Cacciaguida — The Old Florence

Dante's ancestor appears on the Cross of Mars, weeping tears of joy, and speaks of the simple, noble Florence that no longer exists.

A spirit detaches itself from the great cross and descends along one arm toward Dante — like a flame shooting along a sky. It speaks in Latin from Virgil and the Aeneid, greeting Dante as blood of its blood. Dante does not yet understand who it is. The soul, almost overwhelmed with joy, falls silent — then explains that it has been waiting for this meeting since the beginning of Dante's mortal life, reading it in the great book where nothing changes (the mind of God), longing to speak with him. God gave it this gift.

The soul is Cacciaguida — Dante's great-great-grandfather, a Florentine knight of the 12th century who was made a knight by Emperor Conrad III, fought in the Second Crusade, and was martyred in the Holy Land. The meeting is one of the most emotionally central in the poem — Dante's one encounter with a blood ancestor, and one of the few times any soul in the Commedia addresses him with deep personal love and knowledge.

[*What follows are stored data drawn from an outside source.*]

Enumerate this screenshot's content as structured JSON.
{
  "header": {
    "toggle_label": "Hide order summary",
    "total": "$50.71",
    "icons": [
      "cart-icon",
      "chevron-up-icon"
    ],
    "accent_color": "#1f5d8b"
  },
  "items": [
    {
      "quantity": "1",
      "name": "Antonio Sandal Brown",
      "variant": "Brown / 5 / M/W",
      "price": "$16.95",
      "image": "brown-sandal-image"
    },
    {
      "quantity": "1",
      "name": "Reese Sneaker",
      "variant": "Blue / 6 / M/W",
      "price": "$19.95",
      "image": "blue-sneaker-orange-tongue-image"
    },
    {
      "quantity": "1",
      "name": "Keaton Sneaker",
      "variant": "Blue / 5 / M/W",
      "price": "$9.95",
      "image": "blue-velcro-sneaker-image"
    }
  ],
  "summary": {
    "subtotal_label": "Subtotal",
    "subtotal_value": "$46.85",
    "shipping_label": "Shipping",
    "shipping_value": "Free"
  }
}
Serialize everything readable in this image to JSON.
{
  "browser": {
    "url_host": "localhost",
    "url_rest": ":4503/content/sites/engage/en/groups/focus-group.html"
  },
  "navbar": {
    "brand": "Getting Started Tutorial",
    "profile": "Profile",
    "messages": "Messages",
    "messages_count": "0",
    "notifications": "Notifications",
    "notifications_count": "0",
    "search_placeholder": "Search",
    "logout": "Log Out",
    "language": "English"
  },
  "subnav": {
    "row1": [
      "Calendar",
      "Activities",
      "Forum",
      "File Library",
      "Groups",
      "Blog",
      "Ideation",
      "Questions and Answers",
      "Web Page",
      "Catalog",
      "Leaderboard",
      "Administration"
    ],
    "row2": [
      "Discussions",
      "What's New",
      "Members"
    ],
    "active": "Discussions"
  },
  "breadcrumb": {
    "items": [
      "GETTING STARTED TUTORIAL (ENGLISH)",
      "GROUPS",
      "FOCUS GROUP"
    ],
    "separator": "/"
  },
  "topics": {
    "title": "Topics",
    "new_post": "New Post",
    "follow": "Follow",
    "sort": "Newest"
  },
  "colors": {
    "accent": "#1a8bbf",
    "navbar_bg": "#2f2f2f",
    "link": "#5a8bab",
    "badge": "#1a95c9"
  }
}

Cacciaguida then speaks of old Florence with an ache of nostalgia that is also a polemic. Florence in his day was smaller, simpler, uncorrupted by the new wealth of the merchant class. Women were modest; no one wore jewels that outranked their station. Men were proud of their families in the old way. The city was contained within the old walls; it had not yet swollen with the influx of newcomers who have corrupted its character. He names the old families — the Figuiovanni, the Sacchetti, the Giuochi, the Fifanti — like a man mourning the dead. The Florence Dante was exiled from was already corrupt; the Florence Cacciaguida knew was something else entirely.